Quel est l’objectif de la présentation de GNL Québec à des membres du Sénat de la France ? L’entreprise n’a pas répondu directement à cette question du Devoir. « L’Europe prend des décisions importantes quant à la sécurisation de ses approvisionnements énergétiques, notamment en cherchant à réduire sa dépendance à l’énergie russe ou en intégrant le Canada comme source privilégiée de GNL », a fait valoir l’entreprise dans une réponse écrite.

« Nous ne sommes pas en mesure de fournir des commentaires sur nos discussions avec les gouvernements, mais le projet carboneutre Énergie Saguenay continue à susciter de l’intérêt et à être idéalement positionné pour aider nos alliés transatlantiques à trouver une solution à leurs enjeux géopolitiques et climatiques, tout en présentant ce que le Canada et le Québec ont de meilleur à offrir », a ajouté GNL Québec.

En plus de cette présentation en France, GNL Québec poursuit ses efforts de lobbying auprès du gouvernement fédéral. Des « communications » ont notamment eu lieu avec des conseillers politiques du ministre canadien des Ressources naturelles, Jonathan Wilkinson, au cours des derniers mois.

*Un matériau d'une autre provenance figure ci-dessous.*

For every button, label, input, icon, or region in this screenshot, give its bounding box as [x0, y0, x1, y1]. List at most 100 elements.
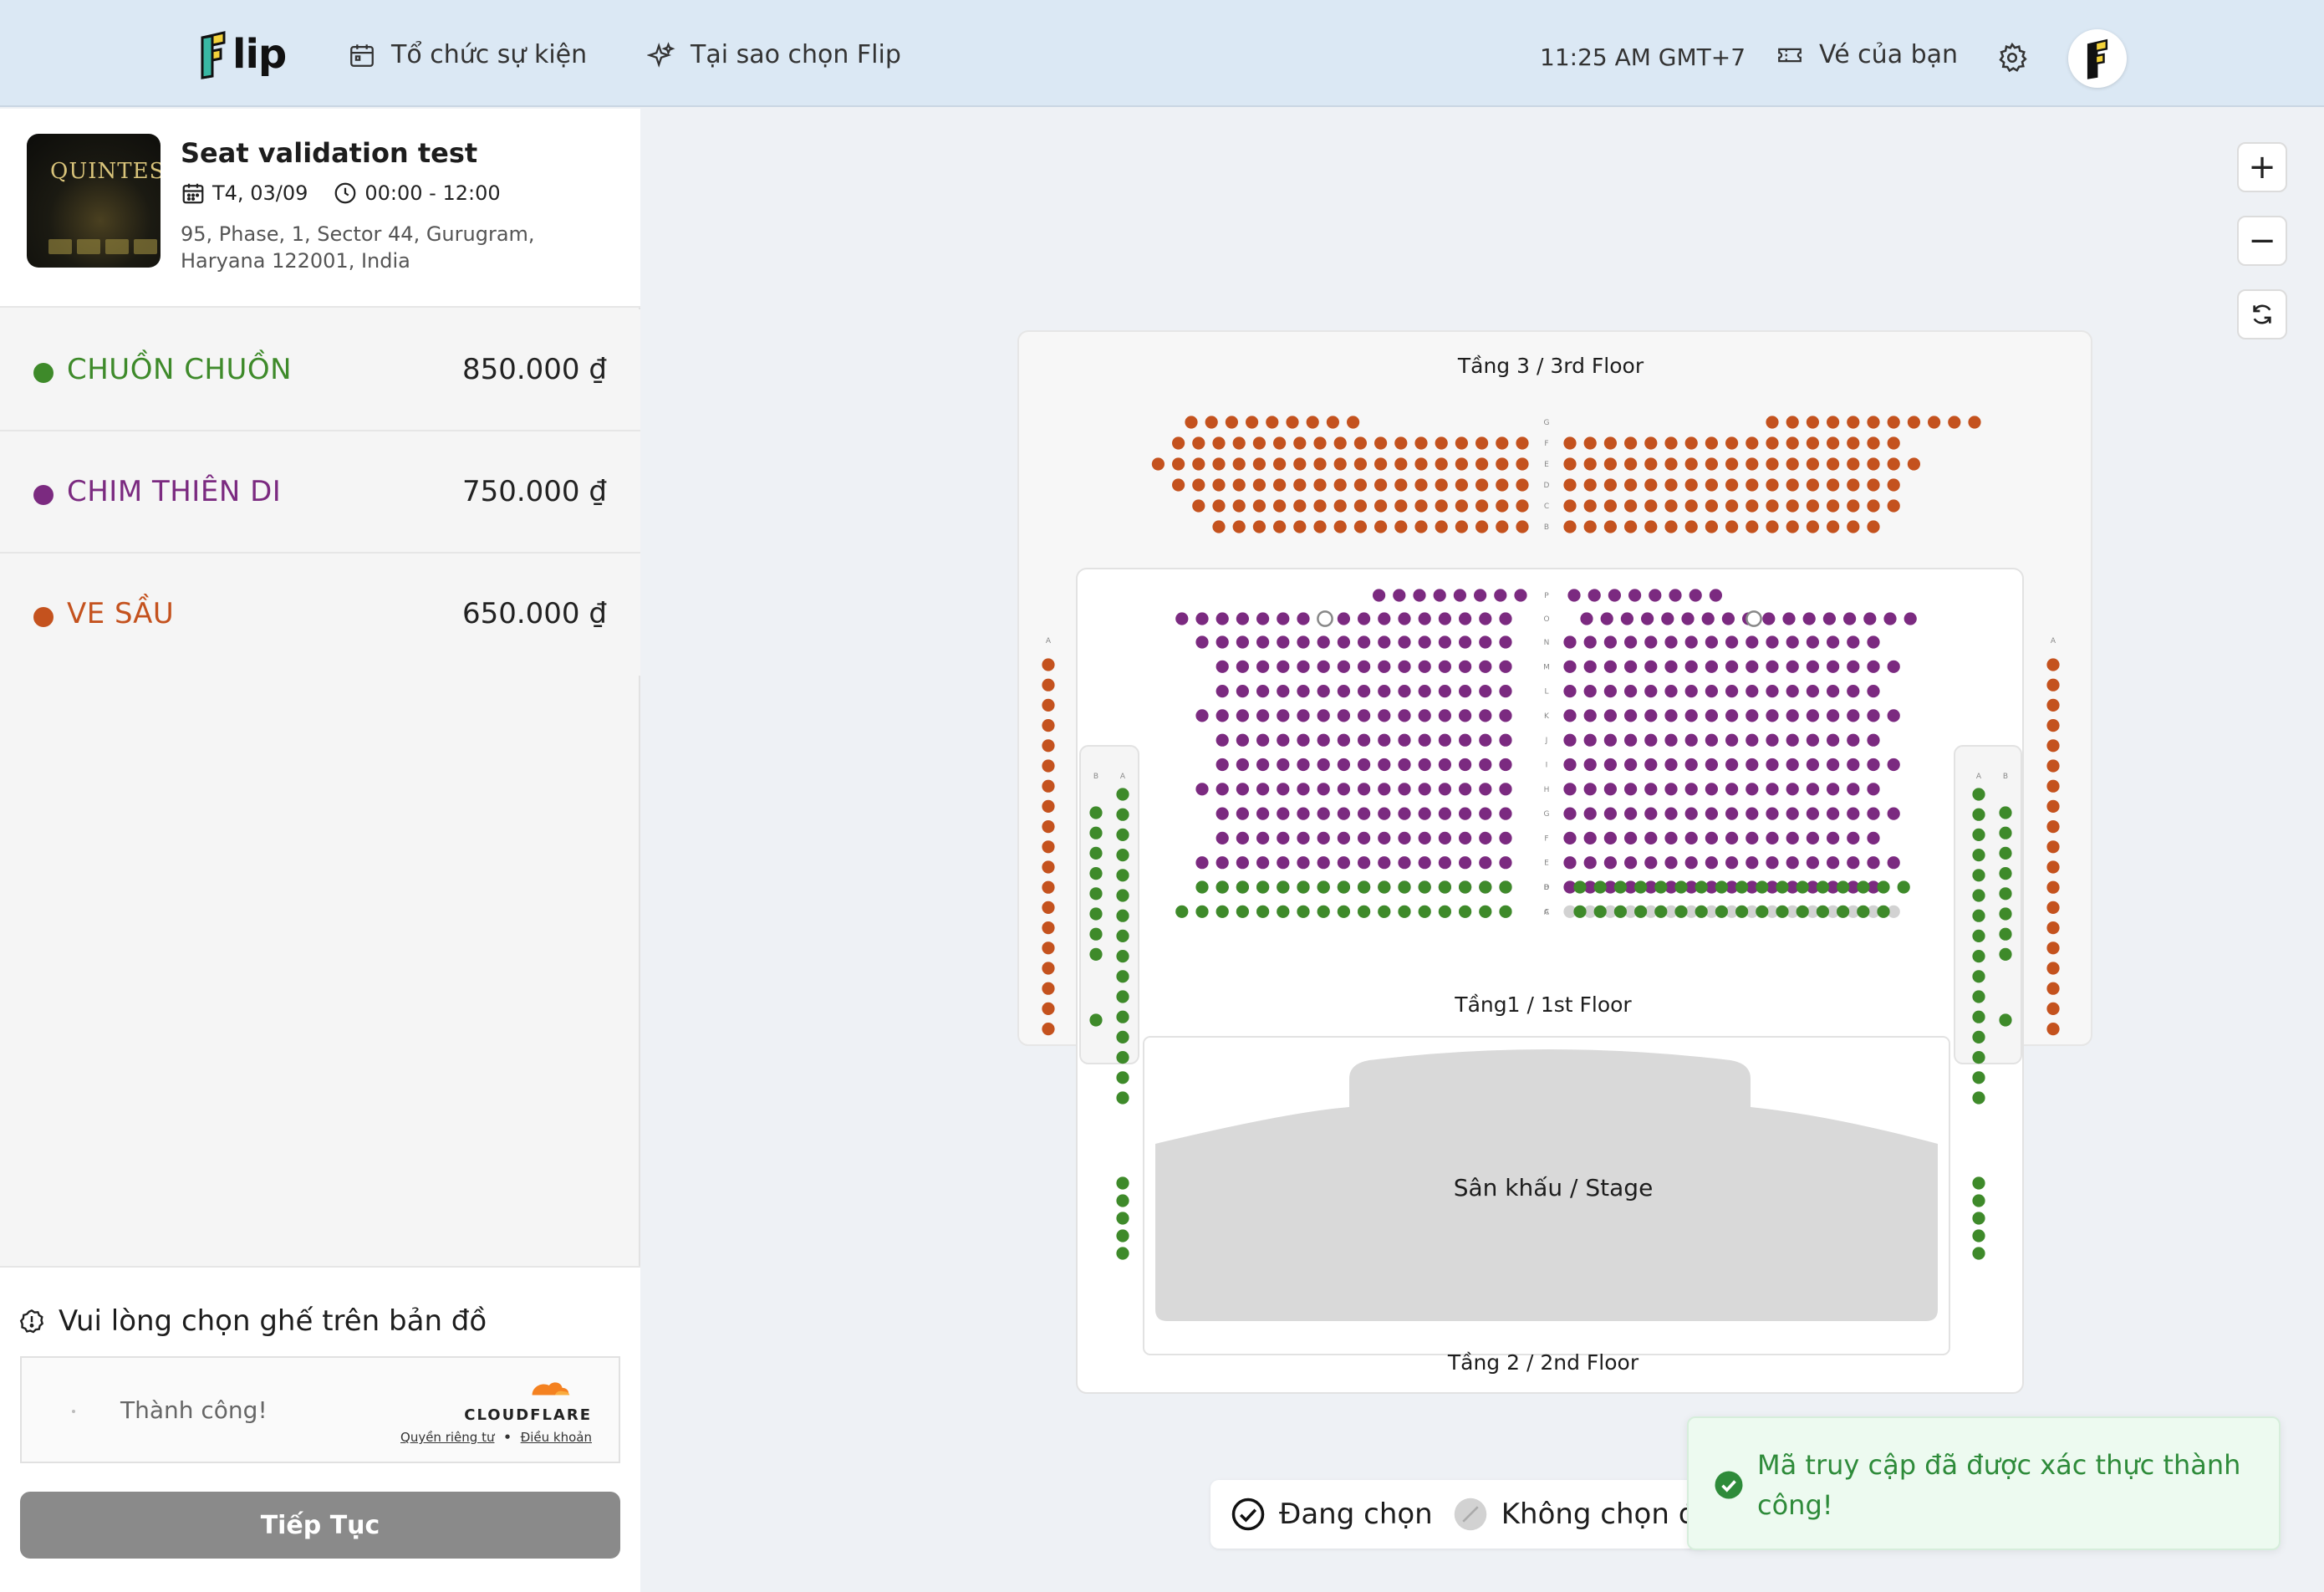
seat-floor1[interactable] — [1563, 660, 1577, 673]
seat-floor1[interactable] — [1459, 880, 1472, 894]
seat-ve-sau[interactable] — [2046, 820, 2060, 834]
seat-ve-sau[interactable] — [1624, 499, 1638, 513]
seat-floor1[interactable] — [1887, 758, 1900, 772]
seat-chuon-chuon[interactable] — [1089, 927, 1103, 941]
seat-chuon-chuon[interactable] — [1972, 788, 1985, 801]
seat-floor1[interactable] — [1756, 880, 1769, 894]
seat-floor1[interactable] — [1418, 758, 1431, 772]
seat-floor1[interactable] — [1236, 831, 1249, 845]
seat-ve-sau[interactable] — [1042, 901, 1055, 914]
seat-ve-sau[interactable] — [1212, 436, 1226, 450]
seat-floor1[interactable] — [1644, 709, 1658, 722]
seat-floor1[interactable] — [1674, 905, 1688, 918]
seat-chuon-chuon[interactable] — [1089, 846, 1103, 860]
seat-chuon-chuon[interactable] — [1999, 867, 2012, 880]
seat-ve-sau[interactable] — [1252, 499, 1266, 513]
seat-floor1[interactable] — [1499, 831, 1512, 845]
seat-floor1[interactable] — [1479, 612, 1492, 625]
seat-floor1[interactable] — [1746, 905, 1759, 918]
seat-ve-sau[interactable] — [1705, 436, 1718, 450]
seat-ve-sau[interactable] — [1766, 520, 1779, 533]
seat-chuon-chuon[interactable] — [1972, 1212, 1985, 1225]
seat-floor1[interactable] — [1378, 807, 1391, 820]
seat-floor1[interactable] — [1863, 612, 1877, 625]
seat-floor1[interactable] — [1887, 807, 1900, 820]
seat-ve-sau[interactable] — [1746, 499, 1759, 513]
seat-floor1[interactable] — [1847, 635, 1860, 649]
seat-floor1[interactable] — [1847, 733, 1860, 747]
seat-floor1[interactable] — [1583, 807, 1597, 820]
seat-floor1[interactable] — [1337, 685, 1350, 698]
seat-floor1[interactable] — [1644, 635, 1658, 649]
seat-ve-sau[interactable] — [1827, 478, 1840, 492]
seat-floor1[interactable] — [1297, 709, 1310, 722]
seat-floor1[interactable] — [1358, 807, 1371, 820]
seat-floor1[interactable] — [1398, 880, 1411, 894]
seat-floor1[interactable] — [1624, 856, 1638, 870]
seat-floor1[interactable] — [1674, 880, 1688, 894]
seat-ve-sau[interactable] — [1867, 499, 1880, 513]
seat-floor1[interactable] — [1725, 635, 1739, 649]
seat-floor1[interactable] — [1603, 709, 1617, 722]
seat-floor1[interactable] — [1479, 856, 1492, 870]
seat-floor1[interactable] — [1236, 685, 1249, 698]
seat-ve-sau[interactable] — [2046, 1023, 2060, 1036]
terms-link[interactable]: Điều khoản — [520, 1430, 592, 1445]
gear-icon[interactable] — [1996, 42, 2028, 74]
seat-map[interactable]: Tầng 3 / 3rd Floor Tầng1 / 1st Floor Sân… — [1012, 326, 2098, 1408]
seat-floor1[interactable] — [1256, 880, 1270, 894]
seat-floor1[interactable] — [1816, 905, 1829, 918]
seat-floor1[interactable] — [1857, 905, 1870, 918]
seat-floor1[interactable] — [1684, 856, 1698, 870]
seat-ve-sau[interactable] — [1394, 457, 1408, 471]
seat-floor1[interactable] — [1664, 635, 1678, 649]
seat-floor1[interactable] — [1705, 733, 1718, 747]
seat-ve-sau[interactable] — [1273, 436, 1287, 450]
seat-ve-sau[interactable] — [1684, 457, 1698, 471]
seat-floor1[interactable] — [1563, 783, 1577, 796]
seat-chuon-chuon[interactable] — [1999, 947, 2012, 961]
seat-ve-sau[interactable] — [1786, 416, 1799, 429]
seat-chuon-chuon[interactable] — [1972, 1194, 1985, 1207]
seat-floor1[interactable] — [1459, 831, 1472, 845]
seat-chuon-chuon[interactable] — [1116, 1051, 1129, 1064]
seat-floor1[interactable] — [1786, 660, 1799, 673]
seat-floor1[interactable] — [1796, 880, 1809, 894]
seat-floor1[interactable] — [1378, 905, 1391, 918]
seat-floor1[interactable] — [1867, 807, 1880, 820]
seat-floor1[interactable] — [1644, 783, 1658, 796]
seat-ve-sau[interactable] — [1232, 520, 1246, 533]
seat-ve-sau[interactable] — [1414, 520, 1428, 533]
seat-ve-sau[interactable] — [1684, 520, 1698, 533]
seat-floor1[interactable] — [1583, 758, 1597, 772]
seat-floor1[interactable] — [1684, 635, 1698, 649]
seat-floor1[interactable] — [1297, 612, 1310, 625]
seat-floor1[interactable] — [1664, 783, 1678, 796]
seat-floor1[interactable] — [1628, 589, 1642, 602]
seat-ve-sau[interactable] — [1847, 499, 1860, 513]
seat-floor1[interactable] — [1806, 856, 1819, 870]
seat-floor1[interactable] — [1705, 905, 1718, 918]
seat-floor1[interactable] — [1827, 758, 1840, 772]
seat-floor1[interactable] — [1418, 733, 1431, 747]
seat-ve-sau[interactable] — [1827, 499, 1840, 513]
seat-floor1[interactable] — [1746, 733, 1759, 747]
seat-ve-sau[interactable] — [1644, 478, 1658, 492]
seat-floor1[interactable] — [1277, 783, 1290, 796]
seat-floor1[interactable] — [1195, 856, 1209, 870]
seat-floor1[interactable] — [1277, 758, 1290, 772]
seat-floor1[interactable] — [1661, 612, 1674, 625]
seat-ve-sau[interactable] — [1252, 520, 1266, 533]
seat-ve-sau[interactable] — [1603, 520, 1617, 533]
seat-floor1[interactable] — [1236, 807, 1249, 820]
seat-chuon-chuon[interactable] — [1972, 1091, 1985, 1105]
seat-floor1[interactable] — [1398, 685, 1411, 698]
seat-floor1[interactable] — [1418, 685, 1431, 698]
seat-ve-sau[interactable] — [1516, 436, 1529, 450]
seat-ve-sau[interactable] — [1496, 520, 1509, 533]
seat-floor1[interactable] — [1433, 589, 1446, 602]
seat-floor1[interactable] — [1563, 856, 1577, 870]
seat-ve-sau[interactable] — [1151, 457, 1165, 471]
seat-floor1[interactable] — [1827, 783, 1840, 796]
seat-ve-sau[interactable] — [2046, 880, 2060, 894]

L’Agence d’évaluation d’impact du Canada a pourtant statué que le projet GNL Québec nuirait aux efforts climatiques du Canada, et notamment à l’atteinte de la « carboneutralité » d’ici 2050. Son rapport écartait aussi l’argument de GNL Québec selon lequel le gaz naturel serait un partenaire de la « transition énergétique ». Le passage de 320 méthaniers chaque année sur le Saguenay aurait par ailleurs représenté un potentiel de risques majeurs pour des mammifères marins en péril, dont le béluga du Saint-Laurent, selon l’organisme fédéral. La législation fédérale interdit de nuire à l’habitat de cette espèce en voie de disparition.